Das zweite Kapitel "Romantizismen - Das Wort und das Bild" beginnt mit der Entstehung des "Cabaret Voltaire" und Dada in Zürich Anfang 1916. Bekannt geworden ist Ball ja auch durch seine dort vorgetragenen Lautgedichte. In der "Flucht" setzt er sich auch intensiv mit der Sprache, den Wörtern auseinander: "Ich will keine Worte, die andere erfunden haben". Auch hier kann man bereits erste Anzeichen für seine spätere Hinwendung zur katholischen Kirche sehen: "Das Wort und das Bild sind eins.
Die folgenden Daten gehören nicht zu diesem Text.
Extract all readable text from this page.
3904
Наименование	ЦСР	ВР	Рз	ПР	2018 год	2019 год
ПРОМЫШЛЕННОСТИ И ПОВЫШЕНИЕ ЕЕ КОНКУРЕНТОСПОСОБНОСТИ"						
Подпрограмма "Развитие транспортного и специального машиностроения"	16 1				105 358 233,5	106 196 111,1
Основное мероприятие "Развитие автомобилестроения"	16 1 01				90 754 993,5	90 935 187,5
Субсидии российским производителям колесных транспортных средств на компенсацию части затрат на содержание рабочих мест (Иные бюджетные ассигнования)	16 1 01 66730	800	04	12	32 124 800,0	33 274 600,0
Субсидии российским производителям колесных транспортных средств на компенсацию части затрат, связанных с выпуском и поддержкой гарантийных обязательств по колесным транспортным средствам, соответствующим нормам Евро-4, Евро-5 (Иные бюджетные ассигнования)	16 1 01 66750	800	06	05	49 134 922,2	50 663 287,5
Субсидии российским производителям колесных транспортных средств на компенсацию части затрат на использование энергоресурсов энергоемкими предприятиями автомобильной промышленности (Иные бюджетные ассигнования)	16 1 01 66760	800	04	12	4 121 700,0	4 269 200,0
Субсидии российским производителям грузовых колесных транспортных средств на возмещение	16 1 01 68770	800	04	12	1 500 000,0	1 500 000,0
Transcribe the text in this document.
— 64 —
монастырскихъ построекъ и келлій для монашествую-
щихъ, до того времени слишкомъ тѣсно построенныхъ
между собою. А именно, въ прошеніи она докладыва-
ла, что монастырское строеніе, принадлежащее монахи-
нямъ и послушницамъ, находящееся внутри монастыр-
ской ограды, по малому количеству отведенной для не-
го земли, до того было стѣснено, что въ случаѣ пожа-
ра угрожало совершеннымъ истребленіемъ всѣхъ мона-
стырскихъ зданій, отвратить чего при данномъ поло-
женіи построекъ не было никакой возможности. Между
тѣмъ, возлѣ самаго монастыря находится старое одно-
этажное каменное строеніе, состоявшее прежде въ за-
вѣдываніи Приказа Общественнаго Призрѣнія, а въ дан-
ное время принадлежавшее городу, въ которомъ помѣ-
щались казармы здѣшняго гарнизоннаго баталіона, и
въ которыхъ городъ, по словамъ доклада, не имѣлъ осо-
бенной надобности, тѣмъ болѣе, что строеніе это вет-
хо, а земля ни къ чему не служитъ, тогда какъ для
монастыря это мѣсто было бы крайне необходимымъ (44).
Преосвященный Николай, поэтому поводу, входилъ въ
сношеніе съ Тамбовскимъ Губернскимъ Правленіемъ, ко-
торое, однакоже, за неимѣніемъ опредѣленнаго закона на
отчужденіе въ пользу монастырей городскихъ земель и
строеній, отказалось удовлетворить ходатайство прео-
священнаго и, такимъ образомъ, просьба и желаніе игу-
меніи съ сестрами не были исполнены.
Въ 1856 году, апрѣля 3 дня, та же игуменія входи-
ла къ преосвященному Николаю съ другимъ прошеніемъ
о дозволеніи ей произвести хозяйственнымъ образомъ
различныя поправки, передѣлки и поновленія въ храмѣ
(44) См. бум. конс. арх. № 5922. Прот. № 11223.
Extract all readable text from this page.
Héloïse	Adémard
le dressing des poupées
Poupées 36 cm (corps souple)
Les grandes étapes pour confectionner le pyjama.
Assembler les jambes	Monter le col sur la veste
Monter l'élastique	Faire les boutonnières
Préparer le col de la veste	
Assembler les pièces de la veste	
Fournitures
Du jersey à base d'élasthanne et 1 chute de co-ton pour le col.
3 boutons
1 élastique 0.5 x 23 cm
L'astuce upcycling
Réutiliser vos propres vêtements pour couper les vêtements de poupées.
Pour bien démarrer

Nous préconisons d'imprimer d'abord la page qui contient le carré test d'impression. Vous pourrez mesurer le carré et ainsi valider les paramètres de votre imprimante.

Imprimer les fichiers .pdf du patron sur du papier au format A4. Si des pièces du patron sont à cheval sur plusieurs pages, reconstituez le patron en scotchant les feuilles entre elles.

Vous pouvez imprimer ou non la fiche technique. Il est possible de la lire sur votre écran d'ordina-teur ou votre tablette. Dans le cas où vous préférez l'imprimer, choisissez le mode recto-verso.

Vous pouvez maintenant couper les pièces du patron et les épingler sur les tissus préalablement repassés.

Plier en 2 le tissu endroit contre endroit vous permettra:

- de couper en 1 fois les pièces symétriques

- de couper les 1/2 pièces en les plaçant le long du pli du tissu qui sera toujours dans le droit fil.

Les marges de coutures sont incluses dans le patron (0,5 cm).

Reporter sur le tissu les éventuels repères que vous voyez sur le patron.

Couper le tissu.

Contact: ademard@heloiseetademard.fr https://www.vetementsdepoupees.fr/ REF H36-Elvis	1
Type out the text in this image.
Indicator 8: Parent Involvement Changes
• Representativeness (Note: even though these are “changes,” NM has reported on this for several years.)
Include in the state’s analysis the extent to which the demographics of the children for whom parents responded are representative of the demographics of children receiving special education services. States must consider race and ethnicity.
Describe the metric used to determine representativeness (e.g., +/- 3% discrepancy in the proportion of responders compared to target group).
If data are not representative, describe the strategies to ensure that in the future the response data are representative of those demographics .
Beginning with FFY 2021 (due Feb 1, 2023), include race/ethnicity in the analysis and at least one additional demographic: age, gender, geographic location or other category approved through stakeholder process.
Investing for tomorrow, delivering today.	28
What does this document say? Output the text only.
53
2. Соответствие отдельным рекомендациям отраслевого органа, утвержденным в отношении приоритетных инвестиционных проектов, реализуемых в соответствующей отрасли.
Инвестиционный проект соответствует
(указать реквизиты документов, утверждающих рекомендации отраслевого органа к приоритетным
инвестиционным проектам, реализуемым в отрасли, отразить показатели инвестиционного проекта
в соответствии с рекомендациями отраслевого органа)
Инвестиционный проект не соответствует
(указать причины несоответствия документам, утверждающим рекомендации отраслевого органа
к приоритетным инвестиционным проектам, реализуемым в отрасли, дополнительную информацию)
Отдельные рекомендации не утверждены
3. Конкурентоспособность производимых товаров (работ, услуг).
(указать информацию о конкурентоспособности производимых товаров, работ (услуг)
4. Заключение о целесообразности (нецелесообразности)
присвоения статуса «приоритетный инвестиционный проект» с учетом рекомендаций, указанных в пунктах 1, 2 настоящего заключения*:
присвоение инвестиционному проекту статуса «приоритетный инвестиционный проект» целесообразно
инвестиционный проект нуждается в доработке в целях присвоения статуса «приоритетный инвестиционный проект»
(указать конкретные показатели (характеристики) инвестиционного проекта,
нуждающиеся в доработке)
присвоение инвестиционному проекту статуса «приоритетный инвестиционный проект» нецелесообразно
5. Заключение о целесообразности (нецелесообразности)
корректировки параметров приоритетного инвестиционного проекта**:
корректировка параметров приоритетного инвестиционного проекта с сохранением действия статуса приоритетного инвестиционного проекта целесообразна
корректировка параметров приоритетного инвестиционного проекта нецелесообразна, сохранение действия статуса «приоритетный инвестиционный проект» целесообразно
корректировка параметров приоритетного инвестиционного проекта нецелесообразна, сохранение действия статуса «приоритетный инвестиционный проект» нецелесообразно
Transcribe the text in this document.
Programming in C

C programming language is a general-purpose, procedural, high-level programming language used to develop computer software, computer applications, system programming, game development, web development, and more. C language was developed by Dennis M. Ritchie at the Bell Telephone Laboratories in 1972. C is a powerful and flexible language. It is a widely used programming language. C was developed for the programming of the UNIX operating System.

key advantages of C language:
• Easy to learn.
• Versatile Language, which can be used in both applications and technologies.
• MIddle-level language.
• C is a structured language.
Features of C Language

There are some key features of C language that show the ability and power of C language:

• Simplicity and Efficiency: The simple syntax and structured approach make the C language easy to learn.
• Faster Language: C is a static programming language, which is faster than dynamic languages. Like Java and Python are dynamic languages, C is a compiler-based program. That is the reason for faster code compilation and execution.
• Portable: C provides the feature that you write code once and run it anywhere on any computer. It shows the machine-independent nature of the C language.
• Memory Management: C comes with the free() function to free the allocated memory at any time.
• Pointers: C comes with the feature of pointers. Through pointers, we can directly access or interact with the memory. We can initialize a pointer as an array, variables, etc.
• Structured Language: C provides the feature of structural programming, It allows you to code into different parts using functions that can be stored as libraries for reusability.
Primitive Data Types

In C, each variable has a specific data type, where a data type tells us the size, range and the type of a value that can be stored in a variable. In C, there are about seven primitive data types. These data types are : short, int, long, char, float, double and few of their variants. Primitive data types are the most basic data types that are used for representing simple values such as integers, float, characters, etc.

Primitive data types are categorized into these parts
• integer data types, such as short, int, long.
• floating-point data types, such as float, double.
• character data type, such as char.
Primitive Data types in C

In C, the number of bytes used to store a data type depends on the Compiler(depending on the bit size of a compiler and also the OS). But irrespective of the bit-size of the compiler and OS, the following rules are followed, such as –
Maler und Dichter gehören zusammen. Christus ist Bild und Wort." Bzw. "Wir haben das Wort mit Kräften und Energien geladen, die uns den evangelischen Begriff des 'Wortes' (logos) als eines magischen Komplexbildes wieder entdecken ließen." Und wozu Worte bzw. die Magie, ein Begriff, der sich durch die ganze "Flucht" hindurchzieht?: "Magie ist der Glaube, dass der Mensch durch geistige Kraft sich und die Umwelt verändern kann."
Interessant ist auch die Bedeutung des Buchtitels. Er wurde ja von Rezensenten schon seinerzeit als eine (feige) Weltflucht Balls missverstanden. Ball galt ja sowieso, nachdem er sich zunächst freiwillig zum Militär gemeldet hatte und auch kurze Zeit an der Westfront war, sich dann aber durch Flucht in die Schweiz dem Krieg entzogen hat, in Deutschland verächtlich als Vaterlandsverräter. Der Untertitel der "Flucht" mag das mit hervorgerufen haben: De fuga saeculi heißt ja auch "Die Flucht vor der Welt". Wobei Ball mit dem Titel "Die Flucht aus der Zeit" anderes im Sinn hatte: "Sich so weit als möglich aus der Zeit entfernen, um sie zu überblicken." Bzw. "Der Heilige steht über und außerhalb der Zeit." Ball bezieht sich in der "Flucht" auch immer wieder auf Nietzsche. Und von ihm scheint er diesen Gedanken der "Flucht aus der Zeit" bekommen zu haben. Denn Nietzsche schreibt: "Was verlangt ein Philosoph am ersten und letzten von sich? Seine Zeit in sich zu überwinden, 'zeitlos' zu werden."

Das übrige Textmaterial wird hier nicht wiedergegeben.